The url option supports Redis URL format including authentication: redis://:password@host:port/db

Artifactory

atmos.yaml
stores:
artifacts:
type: artifactory
options:
url: https://artifactory.example.com
repo_name: my-repo
# Access token from environment variable (recommended)
access_token: !env ARTIFACTORY_ACCESS_TOKEN
# Optional
prefix: myapp
stack_delimiter: "/"

The access_token can be provided directly, via the !env function, or through the ARTIFACTORY_ACCESS_TOKEN environment variable.
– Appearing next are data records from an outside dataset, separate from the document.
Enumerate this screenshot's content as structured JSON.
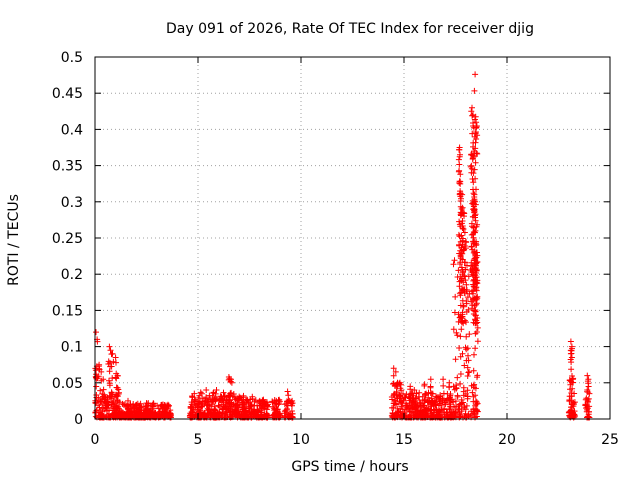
{
  "chart_data": {
    "type": "scatter",
    "title": "Day 091 of 2026, Rate Of TEC Index for receiver djig",
    "xlabel": "GPS time / hours",
    "ylabel": "ROTI / TECUs",
    "xlim": [
      0,
      25
    ],
    "ylim": [
      0,
      0.5
    ],
    "xticks": [
      0,
      5,
      10,
      15,
      20,
      25
    ],
    "yticks": [
      0,
      0.05,
      0.1,
      0.15,
      0.2,
      0.25,
      0.3,
      0.35,
      0.4,
      0.45,
      0.5
    ],
    "grid": true,
    "marker": "plus",
    "color": "#ff0000",
    "series": [
      {
        "name": "ROTI",
        "segments": [
          {
            "x_start": 0.0,
            "x_end": 1.2,
            "baseline_max": 0.035,
            "peaks": [
              [
                0.05,
                0.12
              ],
              [
                0.1,
                0.11
              ],
              [
                0.2,
                0.075
              ],
              [
                0.3,
                0.065
              ],
              [
                0.4,
                0.055
              ],
              [
                0.7,
                0.1
              ],
              [
                0.75,
                0.095
              ],
              [
                0.85,
                0.09
              ],
              [
                1.0,
                0.085
              ],
              [
                1.1,
                0.06
              ]
            ]
          },
          {
            "x_start": 1.2,
            "x_end": 3.7,
            "baseline_max": 0.02,
            "peaks": [
              [
                1.6,
                0.025
              ],
              [
                2.5,
                0.022
              ],
              [
                3.3,
                0.02
              ]
            ]
          },
          {
            "x_start": 4.6,
            "x_end": 6.8,
            "baseline_max": 0.035,
            "peaks": [
              [
                5.4,
                0.04
              ],
              [
                5.9,
                0.04
              ],
              [
                6.5,
                0.058
              ],
              [
                6.6,
                0.055
              ]
            ]
          },
          {
            "x_start": 6.8,
            "x_end": 7.8,
            "baseline_max": 0.03,
            "peaks": [
              [
                7.2,
                0.03
              ],
              [
                6.9,
                0.028
              ]
            ]
          },
          {
            "x_start": 7.8,
            "x_end": 8.4,
            "baseline_max": 0.025,
            "peaks": [
              [
                8.0,
                0.025
              ]
            ]
          },
          {
            "x_start": 8.6,
            "x_end": 9.0,
            "baseline_max": 0.025,
            "peaks": [
              [
                8.8,
                0.025
              ]
            ]
          },
          {
            "x_start": 9.2,
            "x_end": 9.6,
            "baseline_max": 0.025,
            "peaks": [
              [
                9.35,
                0.038
              ]
            ]
          },
          {
            "x_start": 14.4,
            "x_end": 15.0,
            "baseline_max": 0.05,
            "peaks": [
              [
                14.5,
                0.07
              ],
              [
                14.6,
                0.065
              ],
              [
                14.8,
                0.05
              ]
            ]
          },
          {
            "x_start": 15.0,
            "x_end": 17.4,
            "baseline_max": 0.035,
            "peaks": [
              [
                15.3,
                0.045
              ],
              [
                15.5,
                0.04
              ],
              [
                16.0,
                0.048
              ],
              [
                16.3,
                0.055
              ],
              [
                16.9,
                0.055
              ],
              [
                17.2,
                0.05
              ]
            ]
          },
          {
            "x_start": 17.4,
            "x_end": 18.6,
            "baseline_max": 0.22,
            "peaks": [
              [
                17.7,
                0.375
              ],
              [
                17.72,
                0.365
              ],
              [
                17.8,
                0.29
              ],
              [
                17.82,
                0.31
              ],
              [
                17.9,
                0.285
              ],
              [
                18.0,
                0.245
              ],
              [
                18.3,
                0.43
              ],
              [
                18.35,
                0.42
              ],
              [
                18.4,
                0.37
              ],
              [
                18.45,
                0.476
              ],
              [
                18.5,
                0.41
              ],
              [
                18.45,
                0.3
              ],
              [
                18.5,
                0.245
              ],
              [
                18.5,
                0.23
              ]
            ]
          },
          {
            "x_start": 23.0,
            "x_end": 23.3,
            "baseline_max": 0.025,
            "peaks": [
              [
                23.1,
                0.107
              ],
              [
                23.15,
                0.1
              ],
              [
                23.1,
                0.09
              ],
              [
                23.15,
                0.085
              ],
              [
                23.2,
                0.055
              ]
            ]
          },
          {
            "x_start": 23.8,
            "x_end": 24.0,
            "baseline_max": 0.03,
            "peaks": [
              [
                23.9,
                0.06
              ],
              [
                23.95,
                0.055
              ],
              [
                23.9,
                0.04
              ]
            ]
          }
        ]
      }
    ]
  }
}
JFrog Artifactory Repository Type

When setting up Artifactory as a store backend, create a Generic repository type in JFrog Artifactory. Atmos stores data as JSON files, so no specific package type (Maven, npm, Docker, etc.) is required. The repository can be local, remote, or virtual.

GitHub Actions

GitHub Actions secrets are a "native CI" backend. Because the GitHub API never returns a secret's value, this store is asymmetric:

  • Write / list / delete go through the GitHub API and work anywhere a token is available.
  • Existence checks (atmos secret list) work everywhere — the API reports whether a secret is initialized (and when it was last updated) without exposing the value.
  • Reading a value only works inside a GitHub Actions runner, where GitHub injects the secret into the environment. Outside a runner the read fails with a clear error; gate it with ci.enabled for non-runner contexts.
atmos.yaml
stores:
gha:
kind: github/actions # or type: github-actions
secret: true # implied: GitHub Actions is a secret backend by default
options:
owner: acme # required: repository owner (org or user)
repo: infra # required: repository name
# Optional: target environment-level secrets instead of repository secrets
environment: production
# Optional: name prefix applied before the key (key db_password → ATMOS_DB_PASSWORD)
prefix: atmos
# Optional: explicit token; defaults to ATMOS_GITHUB_TOKEN / GITHUB_TOKEN
token: !env ATMOS_GITHUB_TOKEN
# Optional: allow value reads outside a runner (default: auto-detected via GITHUB_ACTIONS)
ci:
enabled: false

Secret names are flat and repo-global: a key is written as [PREFIX_]KEY uppercased (e.g. db_passwordDB_PASSWORD), so the same key resolves to the same GitHub secret across stacks and components. To read a value inside a workflow, map the secret into the job environment under the same name so the env-based read can find it:

# .github/workflows/deploy.yml
jobs:
deploy:
env:
DB_PASSWORD: ${{ secrets.DB_PASSWORD }}
steps:
- run: atmos terraform apply vpc -s prod # !secret resolves DB_PASSWORD from the env

The token is resolved from the token option, then ATMOS_PRO_GITHUB_TOKEN, ATMOS_GITHUB_TOKEN, and GITHUB_TOKEN (in that order). Only api.github.com is targeted; GitHub Enterprise Server is not yet supported.

Alignment warnings

When a value is read inside a runner, Atmos emits warnings (never errors) if the runner's context doesn't match the store config, so misconfigurations surface early:

  • Repository mismatch — if GITHUB_REPOSITORY differs from the store's owner/repo, the injected secrets come from a different repository than the store targets.
  • Environment mismatch — GitHub doesn't expose the job's environment: name as a plain variable, but it is present in the GitHub Actions OIDC token (environment claim). When the store has environment: set, Atmos best-effort mints and decodes that token to verify the job is actually running in the matching environment. This requires the job to grant permissions: id-token: write; without it, the check is skipped silently.
jobs:
deploy:
environment: production # binds the job to the environment
permissions:
id-token: write # lets Atmos verify the environment via OIDC
env:
DB_PASSWORD: ${{ secrets.DB_PASSWORD }}

Using Stores in Hooks

You can write values to stores using hooks:

components:
terraform:
vpc:
hooks:
store-outputs:
events:
- after.terraform.apply
command: store
name: prod/ssm
outputs:
vpc_id: .vpc_id
subnet_ids: .private_subnet_ids

This writes Terraform outputs to the configured store after apply completes. The output values starting with . reference Terraform output names.